View Amazing Photos and Video of a Turkey Dust Bathing
A New York photographer captured stunning footage of this captivating behavior in her backyard
When photographer Carla Rhodes first noticed a patch of dust forming in her back yard in New York’s Catskill Mountains, she knew something was up.
“This dirt patch started to grow and I didn't know why,” says Rhodes, who specializes in wildlife conservation photography. She set up a trail camera, which captured a wild female turkey—it lacked the bright red and blue wattle and fanned tail feathers characteristic of males—stopping by her yard every afternoon for a dust bath, a frantic, fluttering affair in which the bird kicked up dirt to maintain her plumage.
Soon after, Rhodes set up a camouflaged hunting blind in her driveway. Armed with her camera and hoping to snap a photograph of the wild turkey in action, Rhodes sat for hours in silence. “One day, I was in there for four hours, and I wouldn't leave because I would think, when I leave, she's going to show up,” says Rhodes.
“My husband would come outside while I was in the blind,” says Rhodes, “and I would call him from my cell phone and be like, “Get back inside—she might show up, you might scare her!”
Finally, the turkey arrived at the patch of dust, and began her ritual of wriggling and frantically flapping in the dirt, tossing clouds of dust into the air around her. Rhodes was thrilled—she’d finally captured the turkey dust bathing, but she moved too quickly and spooked the bird. The next time the turkey showed up, Rhodes was more cautious and snapped more shots.
It might look like a messy business, but bathing in dust and dirt actually helps turkeys get cleaner. Dusting removes pests and parasites and keeps the birds’ skin healthy and feathers from getting matted, which could impede flight. (Yes, turkeys can fly.) Many bird species, from tiny quail to towering ostriches, keep their plumage in top condition by regularly dust bathing.
To sufficiently coat themselves in dust, turkeys flap their wings, sometimes turning over on their back and wriggling in the dirt. By extending their wings, they make sure no feathers go undusted.
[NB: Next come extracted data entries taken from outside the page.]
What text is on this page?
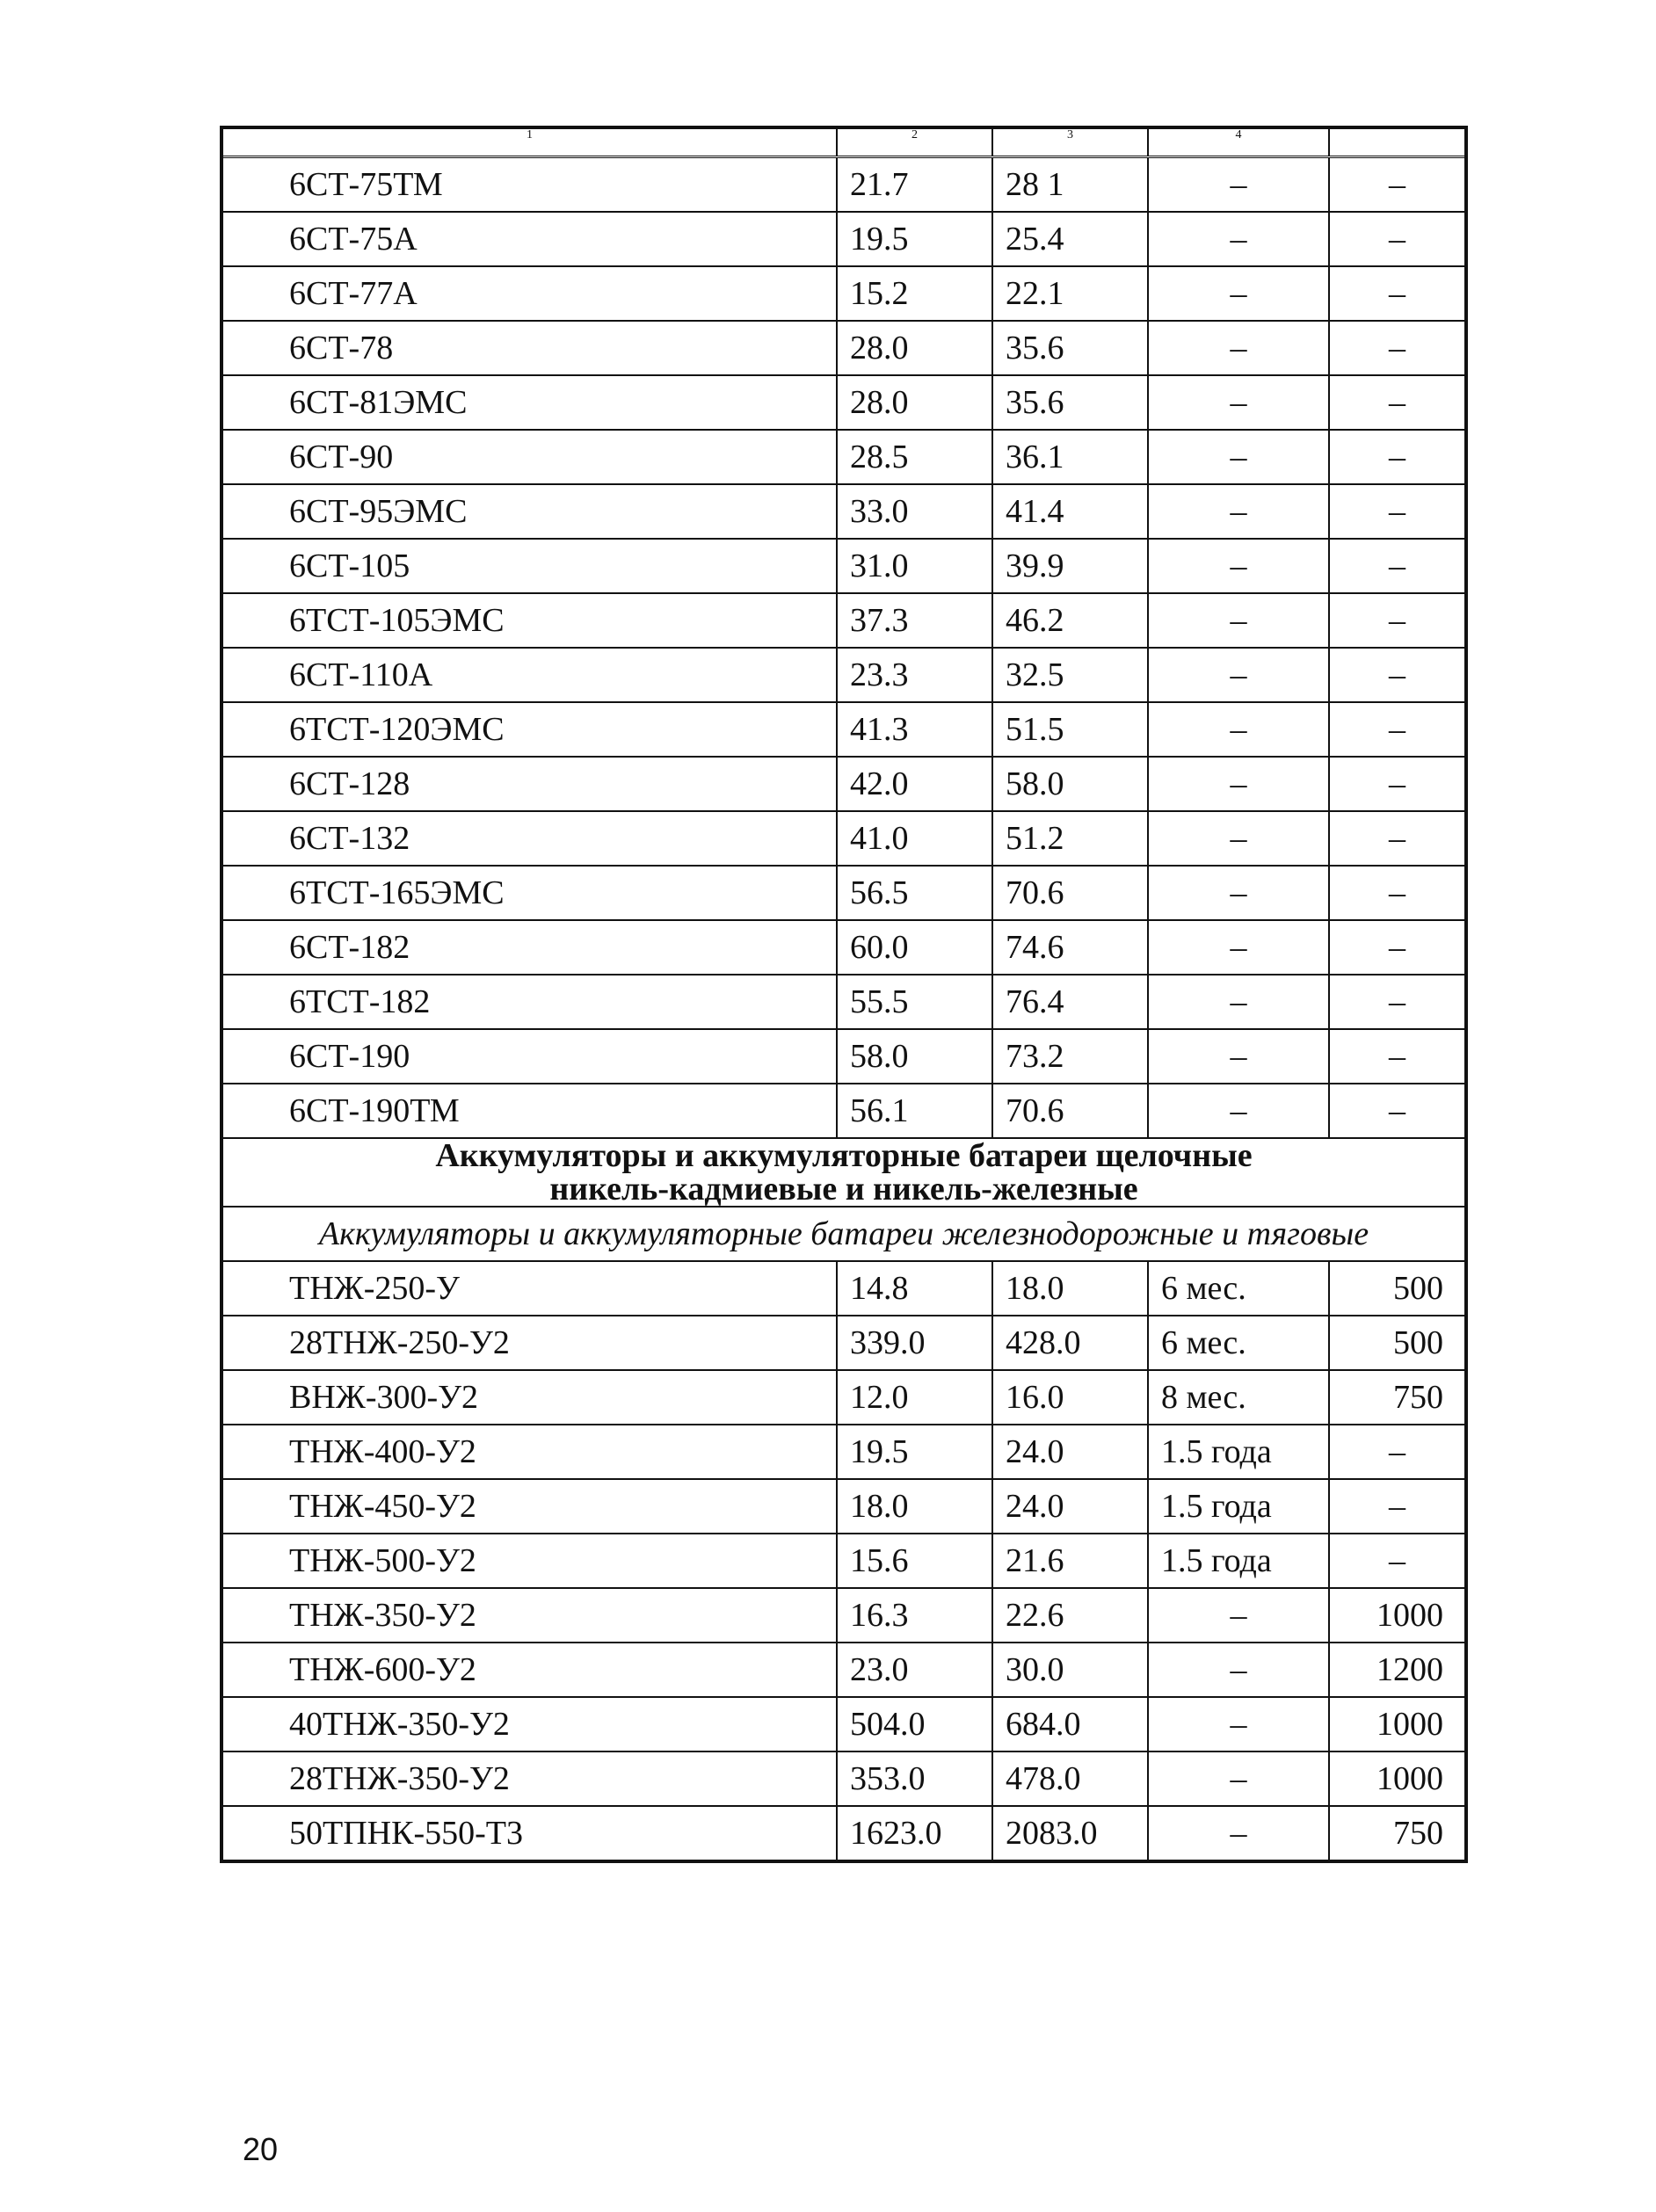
1	2	3	4	
6СТ-75ТМ	21.7	28 1	–	–
6СТ-75А	19.5	25.4	–	–
6СТ-77А	15.2	22.1	–	–
6СТ-78	28.0	35.6	–	–
6СТ-81ЭМС	28.0	35.6	–	–
6СТ-90	28.5	36.1	–	–
6СТ-95ЭМС	33.0	41.4	–	–
6СТ-105	31.0	39.9	–	–
6ТСТ-105ЭМС	37.3	46.2	–	–
6СТ-110А	23.3	32.5	–	–
6ТСТ-120ЭМС	41.3	51.5	–	–
6СТ-128	42.0	58.0	–	–
6СТ-132	41.0	51.2	–	–
6ТСТ-165ЭМС	56.5	70.6	–	–
6СТ-182	60.0	74.6	–	–
6ТСТ-182	55.5	76.4	–	–
6СТ-190	58.0	73.2	–	–
6СТ-190ТМ	56.1	70.6	–	–

Аккумуляторы и аккумуляторные батареи щелочные
никель-кадмиевые и никель-железные				

Аккумуляторы и аккумуляторные батареи железнодорожные и тяговые				
ТНЖ-250-У	14.8	18.0	6 мес.	500
28ТНЖ-250-У2	339.0	428.0	6 мес.	500
ВНЖ-300-У2	12.0	16.0	8 мес.	750
ТНЖ-400-У2	19.5	24.0	1.5 года	–
ТНЖ-450-У2	18.0	24.0	1.5 года	–
ТНЖ-500-У2	15.6	21.6	1.5 года	–
ТНЖ-350-У2	16.3	22.6	–	1000
ТНЖ-600-У2	23.0	30.0	–	1200
40ТНЖ-350-У2	504.0	684.0	–	1000
28ТНЖ-350-У2	353.0	478.0	–	1000
50ТПНК-550-Т3	1623.0	2083.0	–	750
20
After thoroughly covering themselves in dust, turkeys preen their feathers with their beaks, which helps clean the features and realign the interlocking feather barbules.
Rhodes started tracking in a spreadsheet when the turkey visited her yard, noting down the time and temperature to get better a chance to see the bird. Rhodes says she knew that it was the same turkey who kept returning to her yard from similarities in photographs and because of her behavior each time she visited the dust bath.
Rhodes became attached to the bird after hours of observation that she gave the turkey a name: “Della,” a homage to her great aunt whose pet turkey first sparked Rhodes’ love of the birds. She admits naming wild animals might sound silly, but Rhodes sees it as a way to help others see wildlife in more personal, individual ways. In her professional work, she has captured images of everything from red fox kits in New York to endangered greater adjutant storks in India.
“This is one of my favorite things I've ever photographed,” says Rhodes. She knew other birds dust themselves to maintain their feathers, but never considered that turkeys dust bathe, too. “I had never witnessed that behavior, says Rhodes. “To me, it was just really cool to see that.”
Turkeys begin dusting and preening themselves at just a few days old. Usually, dust bathing is a social activity, though Rhodes says this turkey always visited her yard alone. This may be because Rhodes was photographing Della in late spring, which is breeding season. Females are most likely to be solitary during this time of year, which is when they nest. A female turkey can lay a dozen eggs over a span of two weeks. Rhodes found two eggs near her home, and while neither was alive, she’s is curious to know if they might have been Della’s.
In the state of New York, where Rhodes lives, wild turkeys are legally protected as a game species. As a native bird, turkeys fill an important ecological role by dispersing seeds and feeding on insects and small rodents. The birds were once abundant in the state, but farming eliminated their woodland habitat and hunting wiped out the entire population by the 1840s. Around one hundred years later, when a lot of abandoned New York farmland turned back into wild shrub or woodland, the birds returned from nearby Pennsylvania. Nationwide, a similar recovery took place, thanks to ongoing conservation efforts. Now, the State of New York has around 180,000 wild turkeys and about 7 million wild turkeys roam the country.
The entire experience with Della only lasted a few weeks, says Rhodes, and she hasn’t caught a glimpse of the bird since. Rhodes says her friends asked why she was so obsessed with observing this turkey.
“The world was falling apart during this time,” says Rhodes, referring to the Covid-19 pandemic. Photographing the wild turkey, she says, “was just so magical and such a nice distraction.”